O próximo posto fica na próxima esquina. Na carteira, só cartão de débito. Vou arriscar. Na última vez que abasteci, o sistema operacional da droga do cartão estava fora do ar e fiquei mais de trinta minutos tendo que escutar conversinha de frentista.
- Estas modernidades idiotas!
- Olá bom, dia, vamos completar o tanque?
- R$ 30,00 de gasolina comum.
- Sim, gostaria de uma sacolinha para lixo?
- R$ 30,00 de gasolina comum.
- Certo, verificamos água e óleo?
- R$ 30,00 de gasolina comum.
- Posso limpar os vidros?
- R$ 30,00 de gasolina comum.
- Gostaria de calibrar os pneus?
- R$ 30,00 de gasolina comum.
- (...)

Chego no trabalho, pilhas de papel me esperam. E não é por ocupar cargo muito relevante, é por pura preguiça mesmo. Há meses que não me dedico, não faz diferença nenhuma, nem para mim, nem para ninguém.
- Daqui a pouco, na mesa ao lado, chega a Tânia, quem sabe ela me alegra um pouco.
- Oi Ana, bom dia, tudo bom?
- Tudo indo...
- Pensei muito em você ontem. Aquela nossa conversa me fez refletir muito, sabia?
- Que conversa?
- Ora, Ana, conversamos tanto sobre como os sentimentos influenciam nossas vidas, como alteramos nossas perspectivas com o pensamento, as atitudes... você não lembra?

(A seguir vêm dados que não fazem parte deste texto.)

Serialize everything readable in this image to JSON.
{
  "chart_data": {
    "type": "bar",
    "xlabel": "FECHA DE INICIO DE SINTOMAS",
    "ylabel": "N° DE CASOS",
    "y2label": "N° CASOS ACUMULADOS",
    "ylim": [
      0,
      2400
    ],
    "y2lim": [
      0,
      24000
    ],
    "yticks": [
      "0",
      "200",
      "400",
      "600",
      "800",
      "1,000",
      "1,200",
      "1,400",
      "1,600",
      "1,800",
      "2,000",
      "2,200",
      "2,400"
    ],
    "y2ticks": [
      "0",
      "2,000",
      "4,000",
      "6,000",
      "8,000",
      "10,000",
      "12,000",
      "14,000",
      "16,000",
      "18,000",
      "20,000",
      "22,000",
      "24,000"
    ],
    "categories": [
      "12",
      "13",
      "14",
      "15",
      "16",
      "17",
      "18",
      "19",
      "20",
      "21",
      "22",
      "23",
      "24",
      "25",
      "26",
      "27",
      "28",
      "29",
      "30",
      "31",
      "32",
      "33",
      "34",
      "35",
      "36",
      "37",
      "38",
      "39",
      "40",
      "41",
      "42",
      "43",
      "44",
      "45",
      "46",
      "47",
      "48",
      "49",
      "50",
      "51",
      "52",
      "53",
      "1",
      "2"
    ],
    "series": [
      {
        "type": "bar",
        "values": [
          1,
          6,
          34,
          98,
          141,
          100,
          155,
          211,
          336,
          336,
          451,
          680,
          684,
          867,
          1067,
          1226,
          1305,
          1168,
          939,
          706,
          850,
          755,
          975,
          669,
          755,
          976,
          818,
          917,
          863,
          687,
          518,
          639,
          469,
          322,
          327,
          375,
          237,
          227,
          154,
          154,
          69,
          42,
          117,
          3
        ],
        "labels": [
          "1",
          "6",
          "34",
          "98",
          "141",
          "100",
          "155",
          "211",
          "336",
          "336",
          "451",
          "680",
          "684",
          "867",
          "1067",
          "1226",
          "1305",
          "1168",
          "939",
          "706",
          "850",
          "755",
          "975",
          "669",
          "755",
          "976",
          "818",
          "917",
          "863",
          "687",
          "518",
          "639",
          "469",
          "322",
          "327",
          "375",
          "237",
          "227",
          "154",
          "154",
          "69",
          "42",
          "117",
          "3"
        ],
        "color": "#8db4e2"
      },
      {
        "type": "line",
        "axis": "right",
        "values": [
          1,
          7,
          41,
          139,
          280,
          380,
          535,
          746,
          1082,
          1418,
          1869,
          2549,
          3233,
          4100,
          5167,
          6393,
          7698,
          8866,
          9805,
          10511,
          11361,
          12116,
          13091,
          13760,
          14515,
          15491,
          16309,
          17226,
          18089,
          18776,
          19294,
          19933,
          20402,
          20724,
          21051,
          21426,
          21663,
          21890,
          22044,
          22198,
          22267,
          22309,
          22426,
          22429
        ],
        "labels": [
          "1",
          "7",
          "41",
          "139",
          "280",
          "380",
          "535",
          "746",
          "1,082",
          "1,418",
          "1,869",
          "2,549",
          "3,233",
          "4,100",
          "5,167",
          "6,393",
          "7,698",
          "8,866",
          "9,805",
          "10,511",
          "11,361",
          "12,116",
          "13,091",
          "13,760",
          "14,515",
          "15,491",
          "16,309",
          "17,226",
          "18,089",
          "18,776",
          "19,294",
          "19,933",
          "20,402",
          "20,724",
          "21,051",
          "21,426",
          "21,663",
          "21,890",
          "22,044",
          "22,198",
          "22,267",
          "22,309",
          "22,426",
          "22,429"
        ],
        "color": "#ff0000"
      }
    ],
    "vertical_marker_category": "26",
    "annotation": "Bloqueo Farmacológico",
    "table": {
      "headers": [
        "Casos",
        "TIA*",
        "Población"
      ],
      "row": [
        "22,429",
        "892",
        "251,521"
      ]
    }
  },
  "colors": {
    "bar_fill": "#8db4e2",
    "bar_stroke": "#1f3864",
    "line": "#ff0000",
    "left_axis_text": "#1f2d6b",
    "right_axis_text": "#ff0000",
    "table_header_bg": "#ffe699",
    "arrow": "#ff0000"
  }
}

- Ah, sim, claro, é verdade.
- Nossa Ana, você tem tanto conhecimento, conversa profundamente sobre tantos assuntos, principalmente sobre generosidade, amor, caridade, compaixão e ternura. Por que não aplica isso tudo na sua vida? Você se tornou uma ranzinza insuportável ultimamente, percebeu?
- Nem é tanto assim.
- Claro que é. Olha, sou sua amiga, só quero o seu bem, por isso lhe digo isso. Aplique na sua vida tudo o que você já sabe. Fará bem. Faça só por teimosia, pelo menos, quem sabe dá algum resultado?
- É, pode ser mais barato do que terapia.
- Não é você que diz que a felicidade é apenas um ponto de vista? Você está míope, Ana, compre um óculos...
Tânia sempre teve a capacidade de me esbofetear com palavras. E, na maioria das vezes, tem razão de fazê-lo.
E sempre que isso acontece é bom. Gosto de levar os sustos que vêm dela. Verdadeiramente mexem comigo e entro num mundo paralelo, capaz de analisar-me de fora para dentro, como se observasse minha vida através do olhar de terceiros. É um exercício fascinante!